Die Zaubertafel

Le Monde diplomatique –

Schon im alten Rom war es üblich, alle akuten Schwierigkeiten an einer einzigen Ursache festzumachen. Cato beendete jede seiner Reden zu jedwedem Thema mit der Mahnung, Karthago müsse zerstört werden. 1984 engagierte das öffentlich-rechtliche Fernsehen den Schauspieler Yves Montand als Moderator für die Sendung „Vive la crise!“. Sie sollte den Französinnen und Franzosen weismachen, dass an sämtlichen Malaisen des Alltags nur der Wohlfahrtsstaat schuld sei. Als Allheilmittel wurde ein sozialer Kahlschlag empfohlen.

Zur nächsten politischen Allzweckwaffe wurde die Angst vor dem Terrorismus – eine Art Zaubertafel, von der alle anderen Probleme gelöscht sind. Unmittelbar nach den Anschlägen vom 11. September 2001 brachte die Beraterin des britischen Transportministers Stephen Byers folgenden Ratschlag in Umlauf: Dies sei „ein sehr guter Tag“, um Neuigkeiten zu verkünden, die möglichst kein Medienecho haben sollen. Man setzte also darauf, dass das Schreckensthema Terrorismus alle anderen schlechten Nachrichten überschatten würde.

Wie damals so auch heute: In Russland sind natürlich alle aktuellen Probleme die Folge westlicher Ranküne, während im Westen stets „Moskau an allem schuld“ ist, selbst am sinkenden Lebensstandard: Präsident Joe Biden führt die neuerdings stark anziehende Inflation unentwegt auf die „Putin-Steuer“ für Lebensmittel und Energie zurück.

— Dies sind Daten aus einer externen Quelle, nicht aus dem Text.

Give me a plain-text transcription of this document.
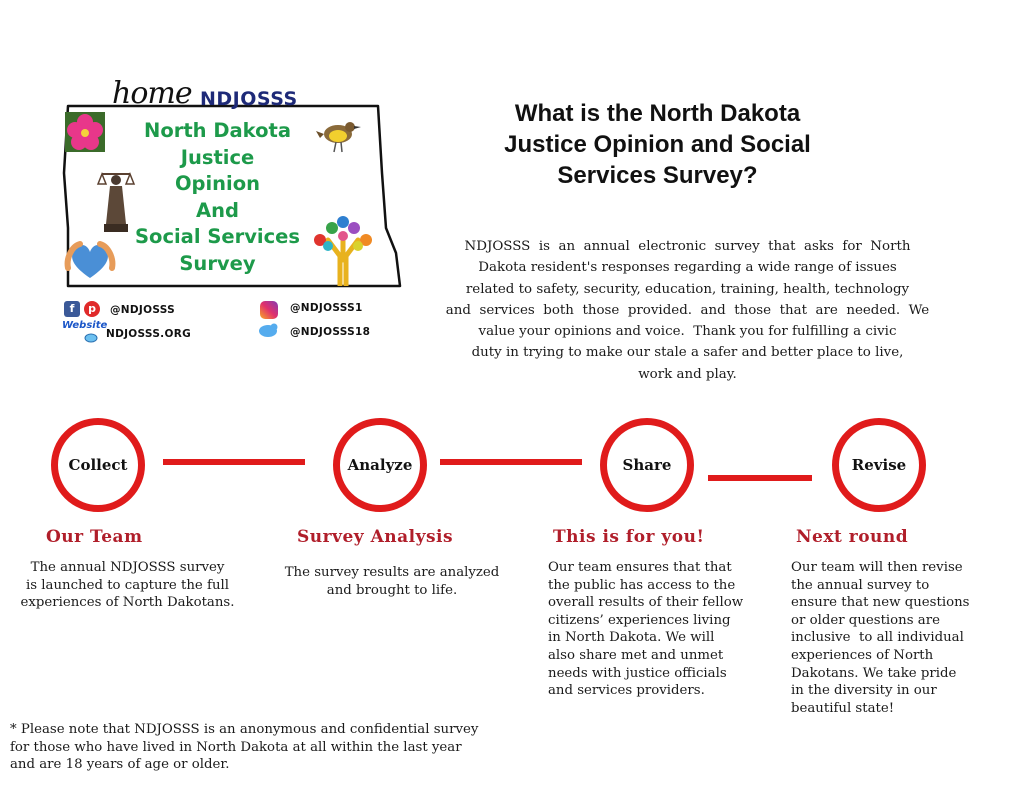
home NDJOSSS
North Dakota
Justice
Opinion
And
Social Services
Survey
f	p	@NDJOSSS
Website
NDJOSSS.ORG
@NDJOSSS1
@NDJOSSS18
What is the North Dakota
Justice Opinion and Social
Services Survey?
NDJOSSS  is  an  annual  electronic  survey  that  asks  for  North
Dakota resident's responses regarding a wide range of issues
related to safety, security, education, training, health, technology
and  services  both  those  provided.  and  those  that  are  needed.  We
value your opinions and voice.  Thank you for fulfilling a civic
duty in trying to make our stale a safer and better place to live,
work and play.
Collect	Analyze	Share	Revise
Our Team	Survey Analysis	This is for you!	Next round
The annual NDJOSSS survey
is launched to capture the full
experiences of North Dakotans.
The survey results are analyzed
and brought to life.
Our team ensures that that
the public has access to the
overall results of their fellow
citizens’ experiences living
in North Dakota. We will
also share met and unmet
needs with justice officials
and services providers.
Our team will then revise
the annual survey to
ensure that new questions
or older questions are
inclusive  to all individual
experiences of North
Dakotans. We take pride
in the diversity in our
beautiful state!
* Please note that NDJOSSS is an anonymous and confidential survey
for those who have lived in North Dakota at all within the last year
and are 18 years of age or older.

Auch Emmanuel Macron behauptet, die aktuellen Nöte seiner ärmsten Landsleute seien die Folge eines „Wirtschaftskriegs“. Wenn das so wäre, hätten die Französinnen und Franzosen schon seit 40 Jahren keinen Frieden mehr erlebt, denn die Koppelung der Löhne an den Preisindex wurde 1982 von François Mitterrand und seinem Wirtschafts- und Finanzminister Jacques Delors eingeführt. Der Staat machte der Privatwirtschaft damals das größte Geschenk aller Zeiten, die arbeitende Bevölkerung dagegen, deren Kaufkraft auf Dauer geschwächt wurde, ging leer aus.

Zu der Zeit gehörten die Ukraine und Russland allerdings noch zu ein und demselben Land, und Wladimir Putin war noch nicht über seine Geburtsstadt Leningrad hinausgekommen. Die „Kriegswirtschaft“ wird die Verarmung der Ärmsten verlängern und beschleunigen, obwohl die Gewinne der 40 führenden französischen Aktiengesellschaften (CAC40) 2021 mit 160 Milliarden Euro ihren bisherigen historischen Rekord von 2006 pulverisiert haben. Mit anderen Worten: Alles hat sich gewandelt – nur nicht der weltweit herrschende Vorrang der Dividenden vor den Löhnen. Und die Entschlossenheit der Regierenden, dass das so bleibt. Oligarchen aller Länder …

Die Zaubertafel funktioniert auch für ökologische Themen: Wiederaufnahme der Kohleförderung, Förderung des Straßen- auf Kosten des Schienengüterverkehrs, Fracking, digitale Umweltverschmutzung, exzessive Werbung für teure Juwelierwaren in Zeitschriften und an Plakatwänden. In all diesen Bereichen geht das alte Leben offenbar weiter – und auch das „wegen Putin“?

Unterdessen spendiert der Staat den Ärmsten der Armen im Hitzesommer Ventilatoren und Wasserflaschen, und allen, die nicht mit dem Fahrrad zum Einkaufen fahren, einen geringfügigen Benzinrabatt. Die „Notfallmaßnahmen“ nehmen kein Ende, die notwendigen Maßnahmen aber müssen warten.